I started a repetitive modeling project about three months ago with a basic understanding of Master Models. Since I have not found or seen a discussion in the way of Best Practices I will put my thoughts on the subject out there and see what comes back.
The workflow: Create a master part file with multi-bodies then save the bodies and assembly to individual files. The master part drives the majority of geometry, with individual parts fine tuned with local features and configurations.
- The master model part file name gets a - MM tied to is so that is easily identifiable in the folder: mypart - MM.sldprt
- The Master Part is mostly driven by a 3D sketch and/or 2D layout sketches. Where possible the Solid Bodies are not connected to each other, the 3d sketch(es) has the highest priority as the single point of failure or the first place to look for dimensions and debug.
- Rename each of the Solid Bodies as they are created in the Solid Bodies folder to something descriptive and useful. The Solid Bodies reorder themselves as they are modified, so don't count on them being where you left them.

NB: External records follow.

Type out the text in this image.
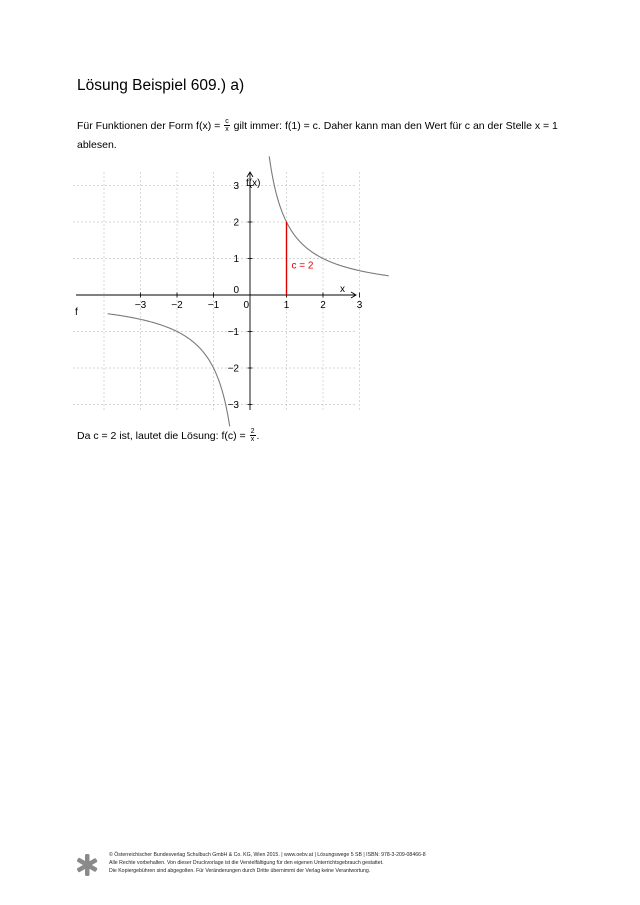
Lösung Beispiel 609.) a)
Für Funktionen der Form $f(x) = \frac{c}{x}$ gilt immer: f(1) = c. Daher kann man den Wert für c an der Stelle x = 1
ablesen.
−3	−2	−1 0	1	2	3
3
2
1
−1
−2
−3
0
f(x)
x
f
c = 2
Da c = 2 ist, lautet die Lösung: $f(c) = \frac{2}{x}$ .
© Österreichischer Bundesverlag Schulbuch GmbH & Co. KG, Wien 2015. | www.oebv.at | Lösungswege 5 SB | ISBN: 978-3-209-08466-8
Alle Rechte vorbehalten. Von dieser Druckvorlage ist die Vervielfältigung für den eigenen Unterrichtsgebrauch gestattet.
Die Kopiergebühren sind abgegolten. Für Veränderungen durch Dritte übernimmt der Verlag keine Verantwortung.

Also rename 3d Sketches and layout sketches. I am not big on renaming the features, the solid body name tends to adopt the last feature to modify it, if it hasn't already been renamed.
- Use Diplay States and Hide/Show. Avoid Suppress, as it reverts the solid body names back to their original states. I usually have Display State - 1 as the complete model with no sketches, and then a WIP for mix-n-matching bodies and sketches as needed.

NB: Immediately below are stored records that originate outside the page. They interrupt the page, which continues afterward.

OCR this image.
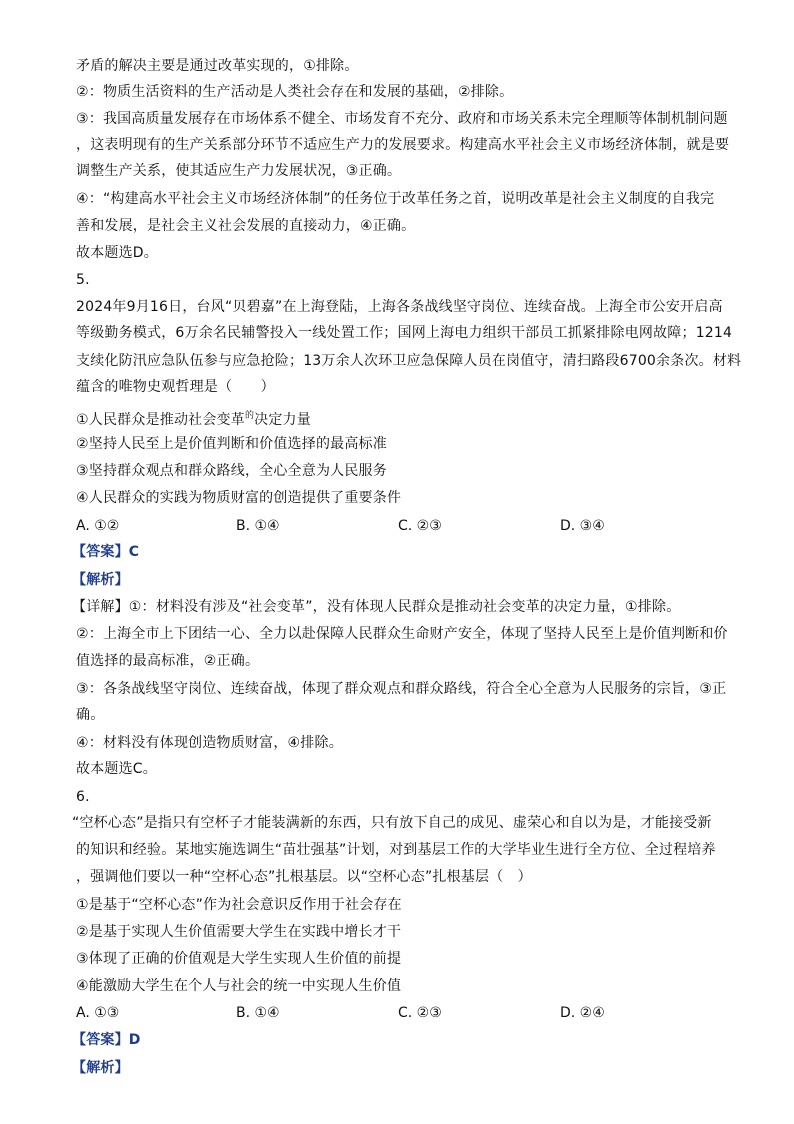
矛盾的解决主要是通过改革实现的，①排除。
②：物质生活资料的生产活动是人类社会存在和发展的基础，②排除。
③：我国高质量发展存在市场体系不健全、市场发育不充分、政府和市场关系未完全理顺等体制机制问题
，这表明现有的生产关系部分环节不适应生产力的发展要求。构建高水平社会主义市场经济体制，就是要
调整生产关系，使其适应生产力发展状况，③正确。
④：“构建高水平社会主义市场经济体制”的任务位于改革任务之首，说明改革是社会主义制度的自我完
善和发展，是社会主义社会发展的直接动力，④正确。
故本题选D。
5.
2024年9月16日，台风“贝碧嘉”在上海登陆，上海各条战线坚守岗位、连续奋战。上海全市公安开启高
等级勤务模式，6万余名民辅警投入一线处置工作；国网上海电力组织干部员工抓紧排除电网故障；1214
支续化防汛应急队伍参与应急抢险；13万余人次环卫应急保障人员在岗值守，清扫路段6700余条次。材料
蕴含的唯物史观哲理是（　　）
①人民群众是推动社会变革$^的$决定力量
②坚持人民至上是价值判断和价值选择的最高标准
③坚持群众观点和群众路线，全心全意为人民服务
④人民群众的实践为物质财富的创造提供了重要条件
A. ①②	B. ①④	C. ②③	D. ③④
【答案】C
【解析】
【详解】①：材料没有涉及“社会变革”，没有体现人民群众是推动社会变革的决定力量，①排除。
②：上海全市上下团结一心、全力以赴保障人民群众生命财产安全，体现了坚持人民至上是价值判断和价
值选择的最高标准，②正确。
③：各条战线坚守岗位、连续奋战，体现了群众观点和群众路线，符合全心全意为人民服务的宗旨，③正
确。
④：材料没有体现创造物质财富，④排除。
故本题选C。
6.
“空杯心态”是指只有空杯子才能装满新的东西，只有放下自己的成见、虚荣心和自以为是，才能接受新
的知识和经验。某地实施选调生“苗壮强基”计划，对到基层工作的大学毕业生进行全方位、全过程培养
，强调他们要以一种“空杯心态”扎根基层。以“空杯心态”扎根基层（　）
①是基于“空杯心态”作为社会意识反作用于社会存在
②是基于实现人生价值需要大学生在实践中增长才干
③体现了正确的价值观是大学生实现人生价值的前提
④能激励大学生在个人与社会的统一中实现人生价值
A. ①③	B. ①④	C. ②③	D. ②④
【答案】D
【解析】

- Features may create single or multiple solid bodies, but prefereably singles. One feature = one solid body establishes tracabilty as the amount of geometry increases. And if you need to drastically modify one out of several of the bodies you won't have to seperate it.
- Only create one solid body of each needed part, additional instances of the part can be added in the assembly and will keep the naming to a minimum and the BOM clean and accurate. The master model looks partially built, because it is.
- Common holes and sketch driven patterns should be included at the master part level. A master part layout sketch or 3d sketch drives the alignment and assures consistency across all the parts. Unique geometry can be inserted at the assembly or individual part level. The assembly hole features have created a few problems along the way, mostly operator error, but I prefer to go to the master part first.
- Save Bodies at the Solid Bodies folder level. Once you have comitted to Save Bodies, edit the Save Bodies 1 feature, click on the (none) items to identify them and resave the feature to create the new / additional parts. The additional parts will have to be inserted manually into an existing assembly, but the link will be consistent and tied to that Save Bodies feature. Try to maintain a single Solid Body feature.
- Insert into new part at the individual Solid Body level is not my prefered strategy. Manual name and assembly creation not as efficent as Save Bodies.
- If the Master Part is to be reused/repurposed, be aware of the naming restrictions. Copy to a new folder and rename the old folder, rename the new parts (if they need to be unique) so that opening the Save Bodies feature, the assembly or drawing forces a find the parts. Rename the Stock feature in each of the derived parts and test that the link is intact by editing the Stock feature.
So this a start, I tend to ramble so hopefully my desciptions and terminology are clear enough that I don't look like a total newb. I appreciate you comments, and additions. What works or doesn't work for you?